Summer has arrived and with it, our most popular vacation season. Nevertheless, a surprisingly large number of American workers, whether full-time employees who receive benefits, business owners, or other self-employed professionals, will not take time off to relax and get away this year, in summer or any other season.
There are many of us who apparently feel that stepping away from work responsibilities now and again signals a lack of discipline or commitment to our jobs. Many of us brag about the number of hours we work each day and more is always better. Could it be the legacy of the Puritan work ethic?
Furthermore, U.S. companies on the whole are stingy about granting paid time off, as compared to their counterparts in Australia, New Zealand, Europe and Latin America. Even in Great Britain, birthplace of the hard-working, pleasure-avoiding Puritans, employers large and small traditionally grant to their full-time employees three paid holidays at Christmas, while U.S. companies typically grant only one paid holiday.

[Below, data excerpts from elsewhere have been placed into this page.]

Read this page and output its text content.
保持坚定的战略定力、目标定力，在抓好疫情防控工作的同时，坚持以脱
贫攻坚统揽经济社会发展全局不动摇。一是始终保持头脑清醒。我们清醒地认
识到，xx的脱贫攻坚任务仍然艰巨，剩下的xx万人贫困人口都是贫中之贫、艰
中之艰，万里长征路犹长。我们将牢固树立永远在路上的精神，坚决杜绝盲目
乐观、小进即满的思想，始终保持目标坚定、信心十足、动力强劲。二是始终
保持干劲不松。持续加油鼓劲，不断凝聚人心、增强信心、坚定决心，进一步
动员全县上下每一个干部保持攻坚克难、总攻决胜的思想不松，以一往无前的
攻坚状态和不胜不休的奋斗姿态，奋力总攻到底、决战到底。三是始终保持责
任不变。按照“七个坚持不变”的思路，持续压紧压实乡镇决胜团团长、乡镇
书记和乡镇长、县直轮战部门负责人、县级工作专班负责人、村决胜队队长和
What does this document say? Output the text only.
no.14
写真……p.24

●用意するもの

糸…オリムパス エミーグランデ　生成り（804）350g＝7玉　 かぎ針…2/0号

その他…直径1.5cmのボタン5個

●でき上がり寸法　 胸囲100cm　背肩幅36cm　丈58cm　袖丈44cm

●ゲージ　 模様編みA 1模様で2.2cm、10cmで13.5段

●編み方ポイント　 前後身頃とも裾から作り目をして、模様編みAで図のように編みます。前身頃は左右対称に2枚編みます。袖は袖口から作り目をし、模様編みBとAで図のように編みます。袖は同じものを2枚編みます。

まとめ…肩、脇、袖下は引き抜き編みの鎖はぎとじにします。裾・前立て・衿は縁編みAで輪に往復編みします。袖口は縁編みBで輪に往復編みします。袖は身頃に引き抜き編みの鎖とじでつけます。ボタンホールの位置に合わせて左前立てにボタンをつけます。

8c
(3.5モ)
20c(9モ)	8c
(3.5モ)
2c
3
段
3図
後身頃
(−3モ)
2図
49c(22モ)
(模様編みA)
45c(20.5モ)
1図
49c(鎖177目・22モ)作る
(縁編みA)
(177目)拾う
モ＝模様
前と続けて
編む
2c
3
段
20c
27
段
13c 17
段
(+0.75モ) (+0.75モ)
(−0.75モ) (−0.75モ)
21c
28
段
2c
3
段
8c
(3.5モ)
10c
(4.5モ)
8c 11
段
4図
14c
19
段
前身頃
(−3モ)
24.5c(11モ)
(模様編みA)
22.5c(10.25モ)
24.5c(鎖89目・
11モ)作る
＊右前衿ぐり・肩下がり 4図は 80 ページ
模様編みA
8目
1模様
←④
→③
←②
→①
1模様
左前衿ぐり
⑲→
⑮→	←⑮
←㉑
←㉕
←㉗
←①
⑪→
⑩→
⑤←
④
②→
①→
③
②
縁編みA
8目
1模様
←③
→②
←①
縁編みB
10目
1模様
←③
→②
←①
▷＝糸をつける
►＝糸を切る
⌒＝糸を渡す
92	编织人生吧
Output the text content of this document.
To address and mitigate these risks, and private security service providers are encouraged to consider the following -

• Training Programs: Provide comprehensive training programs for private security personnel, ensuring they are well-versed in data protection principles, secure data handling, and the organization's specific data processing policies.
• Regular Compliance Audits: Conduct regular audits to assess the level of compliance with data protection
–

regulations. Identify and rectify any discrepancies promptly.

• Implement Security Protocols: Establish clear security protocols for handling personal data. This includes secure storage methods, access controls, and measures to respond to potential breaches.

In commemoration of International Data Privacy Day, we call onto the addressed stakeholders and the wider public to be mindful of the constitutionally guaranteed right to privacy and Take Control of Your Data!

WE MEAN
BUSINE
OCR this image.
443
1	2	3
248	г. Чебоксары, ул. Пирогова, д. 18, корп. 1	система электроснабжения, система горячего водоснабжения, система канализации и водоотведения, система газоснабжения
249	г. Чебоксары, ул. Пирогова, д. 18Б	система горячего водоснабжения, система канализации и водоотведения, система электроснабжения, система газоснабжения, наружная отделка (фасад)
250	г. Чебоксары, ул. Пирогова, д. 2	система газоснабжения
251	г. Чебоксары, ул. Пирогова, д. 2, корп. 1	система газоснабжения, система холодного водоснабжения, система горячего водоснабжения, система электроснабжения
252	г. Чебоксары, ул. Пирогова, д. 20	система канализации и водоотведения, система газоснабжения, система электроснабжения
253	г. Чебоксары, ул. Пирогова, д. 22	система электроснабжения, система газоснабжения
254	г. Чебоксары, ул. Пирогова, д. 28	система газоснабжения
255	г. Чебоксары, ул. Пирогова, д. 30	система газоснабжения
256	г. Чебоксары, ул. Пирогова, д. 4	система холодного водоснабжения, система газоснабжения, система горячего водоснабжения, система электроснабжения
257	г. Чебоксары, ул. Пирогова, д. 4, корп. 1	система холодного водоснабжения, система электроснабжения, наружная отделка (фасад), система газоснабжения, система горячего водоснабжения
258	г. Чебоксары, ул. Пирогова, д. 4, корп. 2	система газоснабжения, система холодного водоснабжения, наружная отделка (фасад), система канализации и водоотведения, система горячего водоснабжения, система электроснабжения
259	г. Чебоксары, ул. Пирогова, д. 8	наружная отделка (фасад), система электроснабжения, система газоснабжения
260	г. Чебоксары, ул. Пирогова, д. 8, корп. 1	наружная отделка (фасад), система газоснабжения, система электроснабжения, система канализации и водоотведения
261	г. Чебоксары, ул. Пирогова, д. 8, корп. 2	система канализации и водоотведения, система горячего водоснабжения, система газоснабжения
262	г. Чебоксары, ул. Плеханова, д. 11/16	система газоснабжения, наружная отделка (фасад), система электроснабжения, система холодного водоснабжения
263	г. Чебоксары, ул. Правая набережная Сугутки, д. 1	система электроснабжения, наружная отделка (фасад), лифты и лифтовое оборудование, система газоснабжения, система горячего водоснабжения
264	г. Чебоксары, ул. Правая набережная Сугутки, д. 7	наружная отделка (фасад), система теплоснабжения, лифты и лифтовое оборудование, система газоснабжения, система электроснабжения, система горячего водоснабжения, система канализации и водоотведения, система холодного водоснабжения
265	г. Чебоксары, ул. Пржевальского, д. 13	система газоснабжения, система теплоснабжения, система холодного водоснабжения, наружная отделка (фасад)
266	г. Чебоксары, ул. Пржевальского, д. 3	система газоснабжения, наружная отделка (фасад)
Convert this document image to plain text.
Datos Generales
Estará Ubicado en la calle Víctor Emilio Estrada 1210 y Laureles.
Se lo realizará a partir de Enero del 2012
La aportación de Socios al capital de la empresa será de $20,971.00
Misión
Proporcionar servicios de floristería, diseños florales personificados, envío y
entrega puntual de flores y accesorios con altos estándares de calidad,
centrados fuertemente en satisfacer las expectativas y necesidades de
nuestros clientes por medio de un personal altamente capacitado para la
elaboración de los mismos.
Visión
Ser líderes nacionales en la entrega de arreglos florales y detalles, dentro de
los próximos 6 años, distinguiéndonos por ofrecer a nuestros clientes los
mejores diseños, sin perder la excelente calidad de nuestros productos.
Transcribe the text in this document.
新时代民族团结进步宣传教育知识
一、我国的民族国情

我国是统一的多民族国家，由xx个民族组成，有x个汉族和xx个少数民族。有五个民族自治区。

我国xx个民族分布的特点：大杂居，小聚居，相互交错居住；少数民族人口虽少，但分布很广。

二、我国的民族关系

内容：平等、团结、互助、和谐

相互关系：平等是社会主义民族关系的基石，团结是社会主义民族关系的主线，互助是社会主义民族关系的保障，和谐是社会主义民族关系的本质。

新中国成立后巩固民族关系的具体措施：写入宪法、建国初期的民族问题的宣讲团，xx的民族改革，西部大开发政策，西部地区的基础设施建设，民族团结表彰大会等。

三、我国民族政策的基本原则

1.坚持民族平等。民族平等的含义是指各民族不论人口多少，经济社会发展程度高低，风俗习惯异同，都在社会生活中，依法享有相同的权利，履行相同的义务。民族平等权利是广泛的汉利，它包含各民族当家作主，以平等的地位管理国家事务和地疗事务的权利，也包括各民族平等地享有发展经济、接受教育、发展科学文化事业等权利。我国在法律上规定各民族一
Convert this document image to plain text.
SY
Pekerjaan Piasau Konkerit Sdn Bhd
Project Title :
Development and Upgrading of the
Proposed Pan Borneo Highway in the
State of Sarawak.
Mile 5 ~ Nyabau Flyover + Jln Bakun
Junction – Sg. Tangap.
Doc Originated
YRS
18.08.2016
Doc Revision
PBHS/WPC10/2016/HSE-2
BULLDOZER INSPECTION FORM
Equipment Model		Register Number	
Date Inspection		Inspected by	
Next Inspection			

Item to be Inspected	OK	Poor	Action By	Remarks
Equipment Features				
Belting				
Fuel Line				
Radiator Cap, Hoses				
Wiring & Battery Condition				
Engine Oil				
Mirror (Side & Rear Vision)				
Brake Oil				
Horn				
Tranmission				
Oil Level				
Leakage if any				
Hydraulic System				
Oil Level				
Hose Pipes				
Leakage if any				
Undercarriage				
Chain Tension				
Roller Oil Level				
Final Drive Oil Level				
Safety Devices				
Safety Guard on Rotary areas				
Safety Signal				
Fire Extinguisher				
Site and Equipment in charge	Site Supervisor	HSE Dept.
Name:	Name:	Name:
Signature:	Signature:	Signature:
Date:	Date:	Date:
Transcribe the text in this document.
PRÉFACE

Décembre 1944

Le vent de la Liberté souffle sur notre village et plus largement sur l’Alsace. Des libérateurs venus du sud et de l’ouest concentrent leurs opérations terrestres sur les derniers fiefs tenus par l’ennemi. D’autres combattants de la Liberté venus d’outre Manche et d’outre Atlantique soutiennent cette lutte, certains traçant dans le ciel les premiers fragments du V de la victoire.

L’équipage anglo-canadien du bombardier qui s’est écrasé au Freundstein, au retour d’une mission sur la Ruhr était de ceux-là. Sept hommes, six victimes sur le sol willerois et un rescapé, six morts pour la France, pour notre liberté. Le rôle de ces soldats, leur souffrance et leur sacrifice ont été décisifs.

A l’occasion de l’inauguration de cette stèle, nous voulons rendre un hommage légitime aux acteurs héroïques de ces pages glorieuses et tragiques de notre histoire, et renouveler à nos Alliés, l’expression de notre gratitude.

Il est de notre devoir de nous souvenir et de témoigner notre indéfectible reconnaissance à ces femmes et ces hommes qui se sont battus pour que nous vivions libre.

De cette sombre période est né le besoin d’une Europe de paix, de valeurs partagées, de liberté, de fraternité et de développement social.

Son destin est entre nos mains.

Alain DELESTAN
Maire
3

Easter is the most important holiday on the Christian calendar, but in predominantly Christian America, there is no paid holiday for Easter. In contrast, paid holidays for Good Friday and Easter Monday are standard in Latin America, New Zealand, Australia and European Union member countries.
The Center For Economic and Policy Research reports that 25% of U.S. workers receive no paid time off of any kind—sick time, holiday, or vacation time. An increasing number of companies that employ primarily low-wage workers restrict the number of hours that their employees receive, to keep benefits out of reach for as many as possible.